Héctor Varela Y Su Orquesta — El As De Los Ases letra e tradução
A página contém a letra e a tradução em português da música "El As De Los Ases" de Héctor Varela Y Su Orquesta.
Letra
La moza más linda del barrio orillero,
bonita y con fama de alegre y coqueta,
que fue la querida de aquel guitarrero
matón y biabista, cantor y poeta.
Tristemente evoca el recuerdo querido
de amores lejanos y triunfos fugaces,
es que ella no ignora que tuvo un marido
que fue, entre los guapos, el as de los ases.
El as porque nunca en los entreveros
lo vieron los taitas ponerse amarillo,
se dio todo entero y su ágil visteada
remató en la marca de su fiel cuchillo.
Y cuando cantaba, más bien parecía
su canto una airada protesta de pena,
a la novia mala, que no lo quería,
y a su madrecita, viejcita y buena.
El destino ingrato, que no tuvo halago
para su existencia ruin y atravesada,
tradicionalmente se creyó un rezago
de gaucho bandido, perseguido y paria.
Por eso en las noches templadas de luna
pulsó su vigüela bajo el emparrado
y en una milonga deshojó, una a una,
las rosas marchitas del viejo pasado.
Por eso la viola ya no es en la pieza
nada más que un mueble que adorna lujoso.
Su dueño, una noche, en gaucha proeza
cayó bajo el plomo mortal de un bufoso.
Por eso la moza del barrio orillero,
bonita y con fama de alegre y coqueta,
recuerda a su guapo, aquel guitarrero,
cantor y biabista, matón y poeta.
Tradução da letra
A moça mais bonita do bairro orillero,
bonita e com fama de alegre e flirty,
que foi a querida daquele guitarrista
valentão e biabista, cantor e poeta.
Infelizmente evoca a memória querida
de amores distantes e triunfos fugazes,
é que ela não ignora que teve um marido
que foi, entre os bonitos, o Ás dos ases.

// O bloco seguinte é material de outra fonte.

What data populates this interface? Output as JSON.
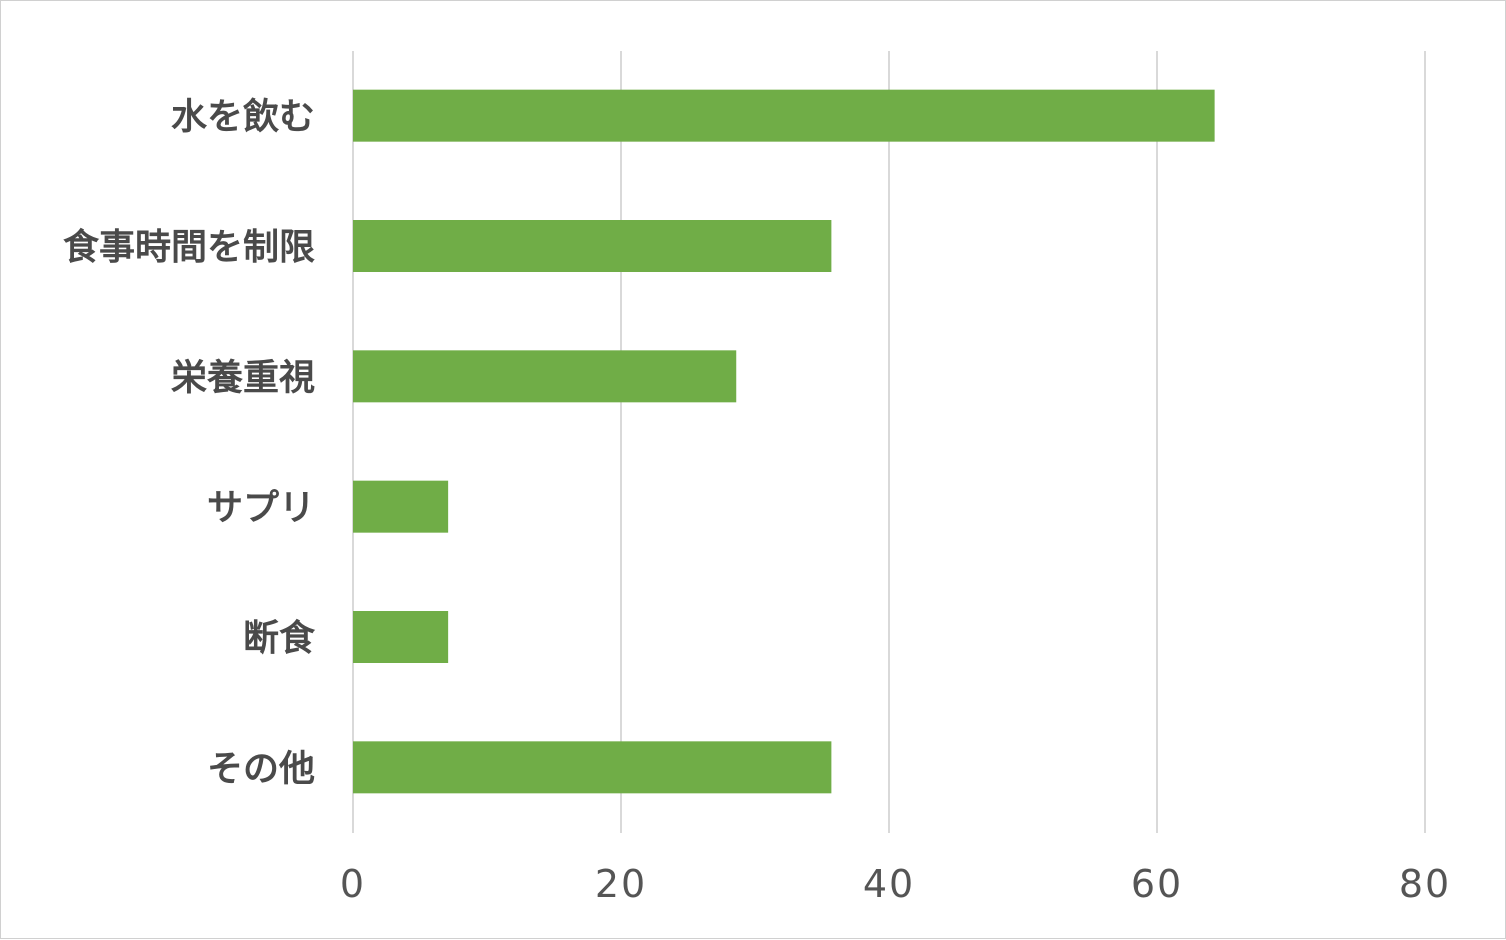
{
  "chart_data": {
    "type": "bar",
    "orientation": "horizontal",
    "categories": [
      "水を飲む",
      "食事時間を制限",
      "栄養重視",
      "サプリ",
      "断食",
      "その他"
    ],
    "values": [
      64.3,
      35.7,
      28.6,
      7.1,
      7.1,
      35.7
    ],
    "xlim": [
      0,
      80
    ],
    "xticks": [
      0,
      20,
      40,
      60,
      80
    ],
    "tick_labels": [
      "0",
      "20",
      "40",
      "60",
      "80"
    ],
    "grid": true,
    "legend": "none",
    "title": "",
    "xlabel": "",
    "ylabel": "",
    "colors": {
      "bar": "#70ad47",
      "grid": "#d9d9d9",
      "text": "#4a4a4a",
      "border": "#d0d0d0"
    }
  }
}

O ás porque nunca nos entrementes
os taitas viram no a ficar amarelo,
ele deu tudo inteiro e sua ágil vestido
ele rematou na marca da sua fiel faca.
E quando cantava, parecia
seu canto um protesto irado de pena,
a namorada má, que não o queria,
e a sua mãezinha, velhinha e boa.
O destino ingrato, que não ficou lisonjeado
para sua existência ruin e atravessada,
tradicionalmente acreditava se num atraso
de gaucho bandido, perseguido e pária.
É por isso que nas noites temperadas da lua
ele pressionou a vigiá la debaixo da sanduíche
e numa milonga desfolhou, uma a uma,
as rosas murchas do passado antigo.
É por isso que a viola já não está na peça
nada mais do que um mobiliário que adorna luxuoso.
Seu dono, uma noite, em Gaúcha proeza
ele caiu sob o chumbo mortal de um bobo da corte.
Por isso a moça do bairro orillero,
bonita e com fama de alegre e flirty,
lembra-te do seu bonito, aquele guitarrista,
cantor e biabista, valentão e poeta.